Dyche has rightly earned a reputation as one of the best up and coming managers during his time at Burnley.
Since taking charge at Turf Moor in 2012 he has overseen two promotions from the Championship. Sceptics may point to the fact he was relegated too but he stayed put and brought Burnley back to the Premier League the year after.
In the harsh world of the Premier League he is one of a select few flying the flag for English managers.
Both have undoubtedly been impressed by his work at Burnley where, with limited resources, he has continued to defy the odds.
The centre-back left for around £30million and many expected his departure to leave a gaping hole. However, James Tarkowski has merely stepped up to fill the vacant role.
Life has seamlessly carried on at Burnley – as it so often does with Dyche at the helm.
When talk of Leicester was put to Dyche following the sacking of Craig Shakespeare, he swiftly batted it away.
“First of all, I don’t want any manager to lose their job, I’m in the business and it’s very tough. There’s always empathy in that situation,” he said.
“It’s not the first time I’ve been linked. In a way you’re flattered by these links because it’s some form of recognition of the work that’s been done by the players, by the staff and by myself at this club.
“But they are paper stories. There’s no story from me. I’ve had it before and that’s the way it is.
“I’m not aware of any approach from any club during my time here.”
The two look a very good match on paper and crucially the Foxes have a squad that would suit Dyche. Under the 46-year-old, Burnley have become a defensively solid team who can exploit their opponents on the counter.
Such a style could be implemented at Leicester seamlessly given the players on offer there.

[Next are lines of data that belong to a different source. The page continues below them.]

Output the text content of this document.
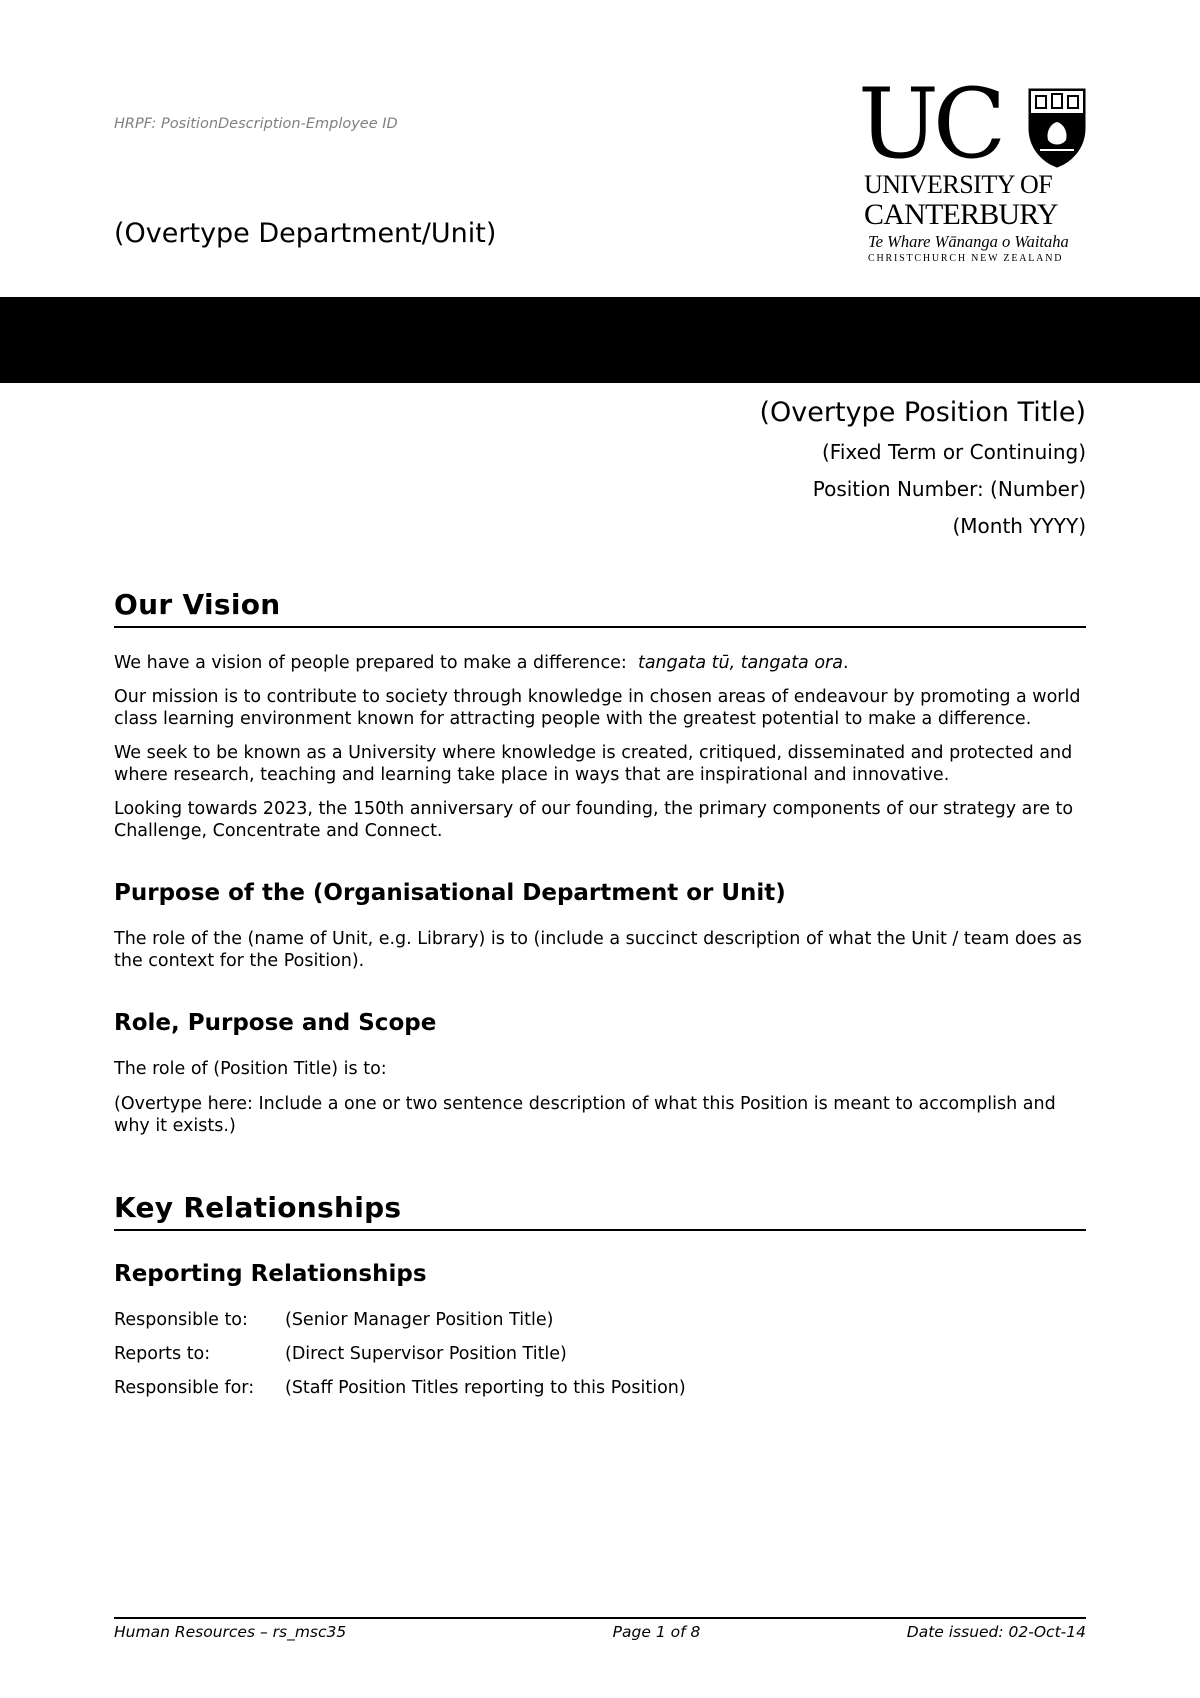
HRPF: PositionDescription-Employee ID
(Overtype Department/Unit)
UC
UNIVERSITY OF
CANTERBURY
Te Whare Wānanga o Waitaha
CHRISTCHURCH NEW ZEALAND
(Overtype Position Title)
(Fixed Term or Continuing)
Position Number: (Number)
(Month YYYY)
Our Vision

We have a vision of people prepared to make a difference: tangata tū, tangata ora.

Our mission is to contribute to society through knowledge in chosen areas of endeavour by promoting a world class learning environment known for attracting people with the greatest potential to make a difference.

We seek to be known as a University where knowledge is created, critiqued, disseminated and protected and where research, teaching and learning take place in ways that are inspirational and innovative.

Looking towards 2023, the 150th anniversary of our founding, the primary components of our strategy are to Challenge, Concentrate and Connect.

Purpose of the (Organisational Department or Unit)

The role of the (name of Unit, e.g. Library) is to (include a succinct description of what the Unit / team does as the context for the Position).

Role, Purpose and Scope

The role of (Position Title) is to:

(Overtype here: Include a one or two sentence description of what this Position is meant to accomplish and why it exists.)

Key Relationships
Reporting Relationships
Responsible to:	(Senior Manager Position Title)
Reports to:	(Direct Supervisor Position Title)
Responsible for:	(Staff Position Titles reporting to this Position)
Human Resources – rs_msc35	Page 1 of 8	Date issued: 02-Oct-14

You can easily imagine Dyche getting the best out of the likes of Harry Maguire and Kasper Schmeichel at the back. While the chance to work with pacey forwards like Jamie Vardy and Riyad Mahrez must intrigue him too.
The concern for Dyche would perhaps be Leicester’s owners. They are currently set to appoint their third manager in eight months.
That is hardly an attractive proposition for a manager who has been working at a club that stuck by him even through relegation.
However, whatever you think of the Foxes hierarchy, they do financially back their managers. Both Claudio Ranieri and Shakespeare were given plenty to spend on new recruits. Sadly for them, they didn’t prove to be effective.
More recently, Everton have reportedly sounded out Dyche after axing Ronald Koeman. Again, the Burnley boss has been respectful.
“It’s very flattering, I’ve been linked with other situations before,” he said at FIFA awards ceremony at the London Palladium.
“I just keep getting on with my job until things change. It’s out of my hands, I’m just getting on with what I do.”
The truth is, though, one day Dyche is going to have to cut the cord with Burnley. Finding the right step will of course be a challenge. However, Leicester and not Everton feels like the right fit.
The Toffees have a squad bloated with playmakers and No.10s. They are devoid of pace and width, while their defence also looks just as leaky as their neighbours Liverpool.
It hardly seems like an environment Dyche could, or for that matter, would want to walk into. He would simply be taking on the same problems Koeman had.
Leicester, on the other hand, look primed for the 46-year-old to tweak. The base is there, he just needs to strengthen their values and style.
“You have to weave your way like the river, pick up your skills and keep going,” Dyche said.
“Some jobs you look at and think: ‘That’s nearly impossible to turn round.’ But what are your circumstances? If you are in a job and another becomes available and you can’t see a way of that moving forward, then you have a choice.
“If you are out of work and a job becomes available you might think: ‘I have to take it because jobs are so scarce.’”
Dyche is in that luxury position where he doesn’t have to jump at a job opening. But, when he looks back in a few years, he may regret he didn’t do just that when Leicester came calling.